Landslides plague coastal areas in Mekong delta
(VNF) - The daily lives of some 500 households have been disrupted and 600ha of protective forest lost due to landslides on the nearly 70km seashore of the Mekong Delta’s Kien giang Province in recent years, with climate change blamed for the landslides.
A house in An Minh district submerged in sea water (source: SGGP)
The district of An Minh is believed to have suffered most from the landslides, with nearly 37km of shore damaged, says the Vietnam News.
According to Vo Thi Kim Loan, a resident of An Minh District’s Van Khanh Commune, her house was located in a place surrounded by mangrove forest five years ago. However, the landslides have seriously damaged the forest.
“It puts my house at risk of being affected by landslides,” she said, adding that her family had to pay VND millions to reinforce the sea dyke near her house to prevent landslides each year
Ten years ago, the mangrove forest protected all aqua farms, but in recent years, landslides had reduced the area of mangrove forest in the village from more 40,000sq.m to 4,000sq.m, reported Nguyen Thanh Đien, a forest protector in Van Khanh Commune’s Kim Quy B Village.

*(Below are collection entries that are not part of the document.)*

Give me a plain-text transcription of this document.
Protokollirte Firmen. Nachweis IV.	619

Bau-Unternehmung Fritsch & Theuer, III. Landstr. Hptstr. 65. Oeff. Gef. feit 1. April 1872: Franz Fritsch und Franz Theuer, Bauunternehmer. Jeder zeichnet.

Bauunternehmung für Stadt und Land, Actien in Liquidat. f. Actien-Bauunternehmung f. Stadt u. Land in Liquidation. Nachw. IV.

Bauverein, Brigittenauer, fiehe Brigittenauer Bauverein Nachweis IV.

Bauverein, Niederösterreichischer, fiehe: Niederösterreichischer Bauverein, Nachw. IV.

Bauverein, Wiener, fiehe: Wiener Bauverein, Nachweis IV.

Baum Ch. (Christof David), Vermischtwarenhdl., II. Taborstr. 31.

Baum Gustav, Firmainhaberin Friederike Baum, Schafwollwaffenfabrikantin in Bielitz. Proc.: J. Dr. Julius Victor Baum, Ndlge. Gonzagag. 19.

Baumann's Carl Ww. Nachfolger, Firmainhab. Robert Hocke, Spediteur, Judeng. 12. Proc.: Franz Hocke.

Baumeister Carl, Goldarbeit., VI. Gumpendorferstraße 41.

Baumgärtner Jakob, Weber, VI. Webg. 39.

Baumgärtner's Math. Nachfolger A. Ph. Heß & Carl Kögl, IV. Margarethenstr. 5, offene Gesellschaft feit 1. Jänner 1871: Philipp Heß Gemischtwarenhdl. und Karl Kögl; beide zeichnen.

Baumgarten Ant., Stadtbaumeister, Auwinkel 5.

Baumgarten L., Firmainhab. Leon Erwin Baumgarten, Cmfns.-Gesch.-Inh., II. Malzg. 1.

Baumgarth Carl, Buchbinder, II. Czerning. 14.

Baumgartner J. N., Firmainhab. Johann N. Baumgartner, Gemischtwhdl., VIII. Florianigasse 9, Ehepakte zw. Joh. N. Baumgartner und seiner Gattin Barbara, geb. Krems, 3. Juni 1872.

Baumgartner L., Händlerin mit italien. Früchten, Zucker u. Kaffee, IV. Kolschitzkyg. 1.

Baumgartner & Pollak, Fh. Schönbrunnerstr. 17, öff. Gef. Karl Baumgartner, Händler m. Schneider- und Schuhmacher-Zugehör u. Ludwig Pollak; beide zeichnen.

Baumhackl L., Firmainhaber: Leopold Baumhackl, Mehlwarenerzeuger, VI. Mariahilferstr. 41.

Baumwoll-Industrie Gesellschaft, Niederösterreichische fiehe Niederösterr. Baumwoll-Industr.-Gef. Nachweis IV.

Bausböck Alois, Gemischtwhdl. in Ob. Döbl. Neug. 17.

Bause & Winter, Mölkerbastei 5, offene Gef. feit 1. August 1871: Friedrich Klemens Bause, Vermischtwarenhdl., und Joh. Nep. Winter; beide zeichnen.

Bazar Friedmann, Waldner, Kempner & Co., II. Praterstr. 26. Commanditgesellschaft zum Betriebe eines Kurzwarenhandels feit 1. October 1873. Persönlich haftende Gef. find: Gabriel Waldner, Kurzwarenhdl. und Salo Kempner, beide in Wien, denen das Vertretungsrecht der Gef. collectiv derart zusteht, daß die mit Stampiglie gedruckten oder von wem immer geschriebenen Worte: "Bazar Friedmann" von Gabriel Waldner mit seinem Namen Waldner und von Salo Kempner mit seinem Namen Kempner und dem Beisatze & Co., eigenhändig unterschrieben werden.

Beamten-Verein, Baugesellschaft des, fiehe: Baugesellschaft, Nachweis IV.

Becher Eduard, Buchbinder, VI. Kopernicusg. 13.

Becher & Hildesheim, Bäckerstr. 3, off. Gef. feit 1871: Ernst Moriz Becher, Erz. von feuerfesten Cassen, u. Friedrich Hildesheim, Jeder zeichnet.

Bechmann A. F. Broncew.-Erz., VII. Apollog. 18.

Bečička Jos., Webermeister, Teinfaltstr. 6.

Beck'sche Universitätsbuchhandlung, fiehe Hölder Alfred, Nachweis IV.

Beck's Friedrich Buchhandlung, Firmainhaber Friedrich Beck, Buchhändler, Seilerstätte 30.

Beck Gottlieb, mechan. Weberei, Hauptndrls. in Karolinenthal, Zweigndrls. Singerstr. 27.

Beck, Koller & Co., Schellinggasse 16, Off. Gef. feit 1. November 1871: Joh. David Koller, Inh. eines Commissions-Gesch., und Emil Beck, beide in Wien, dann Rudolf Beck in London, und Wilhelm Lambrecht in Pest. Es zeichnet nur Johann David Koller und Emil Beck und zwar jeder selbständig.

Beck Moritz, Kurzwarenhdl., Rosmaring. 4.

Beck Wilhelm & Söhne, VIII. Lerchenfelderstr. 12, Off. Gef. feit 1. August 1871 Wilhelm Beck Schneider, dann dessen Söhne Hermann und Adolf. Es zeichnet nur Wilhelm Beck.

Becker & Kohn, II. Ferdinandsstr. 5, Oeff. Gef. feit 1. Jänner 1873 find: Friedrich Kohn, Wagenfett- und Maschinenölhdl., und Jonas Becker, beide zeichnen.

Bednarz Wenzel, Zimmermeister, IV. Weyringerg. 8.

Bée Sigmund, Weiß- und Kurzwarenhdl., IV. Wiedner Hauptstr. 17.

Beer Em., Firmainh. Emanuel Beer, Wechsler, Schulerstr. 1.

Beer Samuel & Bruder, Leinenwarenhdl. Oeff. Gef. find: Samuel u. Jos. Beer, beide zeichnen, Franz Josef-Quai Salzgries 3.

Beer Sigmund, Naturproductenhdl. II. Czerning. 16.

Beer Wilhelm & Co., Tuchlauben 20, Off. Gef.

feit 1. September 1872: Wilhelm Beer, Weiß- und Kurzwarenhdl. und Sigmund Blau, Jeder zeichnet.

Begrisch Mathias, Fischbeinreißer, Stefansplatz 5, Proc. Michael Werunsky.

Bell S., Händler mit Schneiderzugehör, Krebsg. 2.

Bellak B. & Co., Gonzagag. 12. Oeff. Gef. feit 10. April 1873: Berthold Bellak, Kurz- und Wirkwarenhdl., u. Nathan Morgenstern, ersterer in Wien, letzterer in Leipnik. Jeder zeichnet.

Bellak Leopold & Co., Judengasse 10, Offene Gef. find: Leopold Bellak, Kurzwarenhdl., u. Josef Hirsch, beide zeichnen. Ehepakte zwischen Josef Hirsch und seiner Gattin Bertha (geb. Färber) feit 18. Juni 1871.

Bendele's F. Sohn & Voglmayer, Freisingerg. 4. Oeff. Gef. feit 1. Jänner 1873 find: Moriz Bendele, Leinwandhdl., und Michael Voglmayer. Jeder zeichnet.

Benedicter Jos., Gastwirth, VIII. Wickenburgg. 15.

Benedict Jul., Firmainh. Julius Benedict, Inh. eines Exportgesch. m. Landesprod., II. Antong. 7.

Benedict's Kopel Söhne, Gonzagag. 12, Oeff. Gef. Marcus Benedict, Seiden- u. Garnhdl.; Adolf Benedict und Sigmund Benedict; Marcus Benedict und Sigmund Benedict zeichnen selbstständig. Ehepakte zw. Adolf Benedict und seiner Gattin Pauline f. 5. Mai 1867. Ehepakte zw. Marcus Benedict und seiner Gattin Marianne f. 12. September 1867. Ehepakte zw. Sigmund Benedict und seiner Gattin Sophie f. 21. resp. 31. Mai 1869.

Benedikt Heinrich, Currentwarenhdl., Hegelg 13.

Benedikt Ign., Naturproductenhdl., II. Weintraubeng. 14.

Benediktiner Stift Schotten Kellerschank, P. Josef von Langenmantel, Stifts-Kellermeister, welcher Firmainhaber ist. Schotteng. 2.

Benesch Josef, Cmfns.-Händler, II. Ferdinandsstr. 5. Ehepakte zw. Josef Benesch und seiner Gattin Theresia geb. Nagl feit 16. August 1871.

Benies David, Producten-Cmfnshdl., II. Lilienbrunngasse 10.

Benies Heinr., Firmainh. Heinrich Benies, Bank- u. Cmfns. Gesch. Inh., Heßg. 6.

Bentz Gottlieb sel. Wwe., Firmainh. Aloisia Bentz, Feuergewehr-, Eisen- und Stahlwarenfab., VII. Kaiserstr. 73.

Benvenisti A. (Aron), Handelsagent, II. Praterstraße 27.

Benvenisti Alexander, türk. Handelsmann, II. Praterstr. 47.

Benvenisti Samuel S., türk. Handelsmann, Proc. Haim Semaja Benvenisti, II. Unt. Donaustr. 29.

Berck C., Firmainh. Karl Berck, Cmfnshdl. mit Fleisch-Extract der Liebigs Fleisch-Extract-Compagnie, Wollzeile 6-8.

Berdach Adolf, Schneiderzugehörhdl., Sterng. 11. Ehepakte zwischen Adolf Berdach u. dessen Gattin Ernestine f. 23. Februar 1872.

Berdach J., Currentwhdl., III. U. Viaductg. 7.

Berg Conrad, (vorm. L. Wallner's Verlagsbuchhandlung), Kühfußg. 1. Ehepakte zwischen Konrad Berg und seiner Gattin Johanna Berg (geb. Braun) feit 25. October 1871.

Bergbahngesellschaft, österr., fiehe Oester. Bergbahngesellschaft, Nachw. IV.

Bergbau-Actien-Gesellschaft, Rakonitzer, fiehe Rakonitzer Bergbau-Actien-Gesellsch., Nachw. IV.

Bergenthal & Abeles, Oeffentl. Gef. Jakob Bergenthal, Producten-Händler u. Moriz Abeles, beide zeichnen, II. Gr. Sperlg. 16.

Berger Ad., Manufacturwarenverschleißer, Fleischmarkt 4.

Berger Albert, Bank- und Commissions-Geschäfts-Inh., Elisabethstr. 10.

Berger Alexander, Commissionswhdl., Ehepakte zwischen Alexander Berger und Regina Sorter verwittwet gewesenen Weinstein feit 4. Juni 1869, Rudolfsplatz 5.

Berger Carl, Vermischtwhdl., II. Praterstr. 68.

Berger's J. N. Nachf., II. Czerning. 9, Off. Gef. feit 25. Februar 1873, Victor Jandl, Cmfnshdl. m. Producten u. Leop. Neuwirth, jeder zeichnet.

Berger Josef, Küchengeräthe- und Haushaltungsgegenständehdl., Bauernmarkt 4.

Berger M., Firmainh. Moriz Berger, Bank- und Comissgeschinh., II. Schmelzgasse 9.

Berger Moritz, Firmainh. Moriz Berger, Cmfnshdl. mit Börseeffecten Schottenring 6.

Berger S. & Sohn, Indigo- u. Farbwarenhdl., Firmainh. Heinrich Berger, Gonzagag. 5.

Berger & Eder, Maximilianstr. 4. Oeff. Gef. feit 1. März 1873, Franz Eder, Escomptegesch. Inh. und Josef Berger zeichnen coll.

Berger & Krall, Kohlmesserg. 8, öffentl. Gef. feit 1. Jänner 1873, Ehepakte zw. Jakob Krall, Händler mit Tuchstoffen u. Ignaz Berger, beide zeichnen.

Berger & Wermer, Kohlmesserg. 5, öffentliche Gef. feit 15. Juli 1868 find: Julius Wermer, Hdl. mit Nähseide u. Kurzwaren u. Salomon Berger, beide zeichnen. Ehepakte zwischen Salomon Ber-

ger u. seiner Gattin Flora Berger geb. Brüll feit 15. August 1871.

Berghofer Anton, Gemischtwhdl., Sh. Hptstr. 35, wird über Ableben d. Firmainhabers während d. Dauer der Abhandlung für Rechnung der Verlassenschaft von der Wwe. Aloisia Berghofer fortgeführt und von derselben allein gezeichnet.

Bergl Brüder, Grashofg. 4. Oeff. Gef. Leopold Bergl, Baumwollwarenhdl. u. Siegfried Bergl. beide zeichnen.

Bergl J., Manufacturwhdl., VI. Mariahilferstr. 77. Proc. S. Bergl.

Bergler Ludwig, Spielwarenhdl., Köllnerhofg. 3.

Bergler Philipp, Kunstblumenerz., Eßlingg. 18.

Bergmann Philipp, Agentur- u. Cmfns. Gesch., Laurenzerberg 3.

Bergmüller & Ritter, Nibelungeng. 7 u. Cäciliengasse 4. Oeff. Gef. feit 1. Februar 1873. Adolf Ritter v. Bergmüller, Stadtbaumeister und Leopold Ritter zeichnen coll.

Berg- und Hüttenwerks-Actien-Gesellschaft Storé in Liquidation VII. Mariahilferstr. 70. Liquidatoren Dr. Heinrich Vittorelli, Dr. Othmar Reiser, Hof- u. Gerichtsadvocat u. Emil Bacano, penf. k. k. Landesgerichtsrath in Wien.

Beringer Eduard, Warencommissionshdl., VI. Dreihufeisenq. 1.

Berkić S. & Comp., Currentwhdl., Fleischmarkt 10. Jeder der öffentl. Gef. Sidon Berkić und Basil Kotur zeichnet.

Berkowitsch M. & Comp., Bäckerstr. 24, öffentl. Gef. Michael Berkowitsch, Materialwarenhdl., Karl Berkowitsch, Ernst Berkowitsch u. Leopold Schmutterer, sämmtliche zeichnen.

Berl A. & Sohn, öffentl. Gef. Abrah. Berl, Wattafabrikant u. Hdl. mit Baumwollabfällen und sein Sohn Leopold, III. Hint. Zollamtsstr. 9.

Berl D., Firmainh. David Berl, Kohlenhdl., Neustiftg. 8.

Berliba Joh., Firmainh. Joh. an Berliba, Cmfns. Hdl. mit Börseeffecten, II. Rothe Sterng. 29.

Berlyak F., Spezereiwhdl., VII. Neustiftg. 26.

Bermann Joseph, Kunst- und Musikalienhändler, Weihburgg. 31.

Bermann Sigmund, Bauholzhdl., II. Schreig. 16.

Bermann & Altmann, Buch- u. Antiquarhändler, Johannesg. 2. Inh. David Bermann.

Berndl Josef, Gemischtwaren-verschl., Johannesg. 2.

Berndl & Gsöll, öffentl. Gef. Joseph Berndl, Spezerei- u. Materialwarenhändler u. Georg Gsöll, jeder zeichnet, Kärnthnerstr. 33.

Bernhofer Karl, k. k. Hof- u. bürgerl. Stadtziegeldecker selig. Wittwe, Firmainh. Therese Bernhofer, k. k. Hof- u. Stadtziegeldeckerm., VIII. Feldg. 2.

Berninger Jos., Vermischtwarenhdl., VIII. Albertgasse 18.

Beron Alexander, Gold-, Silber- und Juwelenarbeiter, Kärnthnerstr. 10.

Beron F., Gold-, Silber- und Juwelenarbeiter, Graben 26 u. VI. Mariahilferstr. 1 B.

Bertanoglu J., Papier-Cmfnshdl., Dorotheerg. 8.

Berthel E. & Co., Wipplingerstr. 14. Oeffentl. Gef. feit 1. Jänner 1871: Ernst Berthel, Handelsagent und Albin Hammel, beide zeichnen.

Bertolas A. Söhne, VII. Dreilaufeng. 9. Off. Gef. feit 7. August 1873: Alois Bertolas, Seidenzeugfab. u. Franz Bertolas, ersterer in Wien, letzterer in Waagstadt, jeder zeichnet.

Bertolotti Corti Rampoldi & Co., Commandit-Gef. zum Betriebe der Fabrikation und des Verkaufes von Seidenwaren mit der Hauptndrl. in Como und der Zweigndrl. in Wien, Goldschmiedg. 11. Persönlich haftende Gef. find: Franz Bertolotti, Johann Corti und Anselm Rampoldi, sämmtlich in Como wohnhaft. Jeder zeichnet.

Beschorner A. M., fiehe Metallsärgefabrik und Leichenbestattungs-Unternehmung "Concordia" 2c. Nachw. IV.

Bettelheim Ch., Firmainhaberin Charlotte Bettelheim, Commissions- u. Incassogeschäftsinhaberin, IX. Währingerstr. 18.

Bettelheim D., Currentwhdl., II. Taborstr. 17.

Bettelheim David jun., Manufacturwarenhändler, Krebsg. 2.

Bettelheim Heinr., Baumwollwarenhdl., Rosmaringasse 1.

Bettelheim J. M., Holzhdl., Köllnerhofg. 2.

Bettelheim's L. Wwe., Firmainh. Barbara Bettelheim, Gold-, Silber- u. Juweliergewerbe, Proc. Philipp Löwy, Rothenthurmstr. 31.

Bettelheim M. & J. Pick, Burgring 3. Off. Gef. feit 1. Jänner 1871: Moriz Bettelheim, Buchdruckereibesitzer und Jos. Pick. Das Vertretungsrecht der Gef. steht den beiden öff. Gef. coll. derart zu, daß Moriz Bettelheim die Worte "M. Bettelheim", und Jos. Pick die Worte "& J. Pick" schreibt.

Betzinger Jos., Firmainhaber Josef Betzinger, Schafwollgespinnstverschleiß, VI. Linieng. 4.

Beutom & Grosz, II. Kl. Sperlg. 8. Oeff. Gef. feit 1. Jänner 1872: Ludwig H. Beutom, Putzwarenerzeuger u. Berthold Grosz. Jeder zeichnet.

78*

Shrimp and fish raised in aqua farms were often swept away by high tides because there was no protective forest, he said.
Vo Minh Le, secretary of the district’s Party Committee shared Dien’s concern, stressing that serious landslides are strongly impacting the daily lives of local residents.
“If we don’t devise a workable solution for the situation, the protective forest will totally disappear in the next two years,” he said.
Nguyen Van Tam director of the provincial Agriculture and Rural Development Department said the agricultural sector had worked with localities to make plans to fix the situation.
Evacuating local residents in areas facing serious landslides was a short-term solution, while in the long-term, the sea-dyke system should be re-built and the mangrove forest recovered to prevent landslides, he said.
Previously, the provincial People’s Committee ordered the agricultural sector to work with the People’s Committee of An Minh District to give solutions for the situation.
The provincial People’s Committee also asked district authorities to create mudflats along the 4-km seashore to reduce the impacts of high waves, worth VNĐ120 billion (US$5.2 million).
Landslides had reduced the area of mangrove forest in Kim Quy B Village from more 40,000sq.m to 4,000sq.m. — VNA/VNS Photo Le Sen
The provincial committee said it sent a report to the National Steering Committee on Natural Disasters Prevention and Control to ask for financial support to deal with the situation.
Huynh Dang Khoa, deputy director of Project Management Division under the agricultural department said the province was finishing procedures to soon implement a project of Mekong Delta Integrated Climate Resilience and Sustainable Livelihoods in 2018.
The project, worth VNĐ736 billion ($32.3 million), would build infrastructure, prevent seashore erosion and support people in aqua farming in two districts of An Bien and An Minh.
What occurred in Kien Giang province is not the first landslide incident that took place in this year.
Earlier in April, fourteen houses and two house floors in My Hoi Dong Commune, Cho Moi District of Mekong Delta Province of An Giang fell into the Hau River due to a landslide, panicking local residents.
A road connecting My Hoi Dong Commune and Nhon My Commune was also damaged and isolated.
The riverbank erosion mostly occurs in rainy season, but more landslide cases have occurred in dry season in recent years. These include those that occurred in An Giang province on April 22.
Tran Thanh Toan, head of the Hau Giang provincial Irrigation Sub-department, commented that the continued landslides in dry season shows that everything does not always go according to natural law.
Six riverbank landslide cases have occurred in Hau Giang province since the beginning of the year and thousands of square meters of land have disappeared, according to Toan.
According to Nguyen Huu Thien, an independent researcher, said the landslides in Mekong Delta are getting more serious.
In coastal areas, five square kilometers of land area are lost every year, while there is no official figure about the riverbank erosion.
“When riverbank erosion takes place on a large scale, this must not be attributed to the changes of the current, navigation or houses built next to the riverbank. This shows an imbalance in the whole system,” Thien said, adding that it is necessary to conduct surveys to discover the basic causes and search for solutions.
Meanwhile, some environmental experts believe that overexploitation of underground water has led to land subsidence and cracks which later enlarge to become holes, affected by tides.
Experts also believe that the massive sand exploitation on rivers is a cause.
In recent years, the riverbank erosion and coastal landslides have been taking away 500 hectares of land in the Mekong Delta every year, according to a report of the Ministry of Agriculture and Rural Development (MARD).
Landslides have occurred at 265 spots with the total length of up to 450 kilometers in the delta.
According to international studies, in the last 15 years, Tien and Hau Rivers have lost 200 million tons of sand, lowering the river bed by 1.3 meters. There are very deep holes in some places.
Scientists say sand exploitation will not only have impacts on the spot, but its impact may reach hundreds of kilometers on the entire river system. The exploitation will create deep holes and limit sand drifting from the upper course.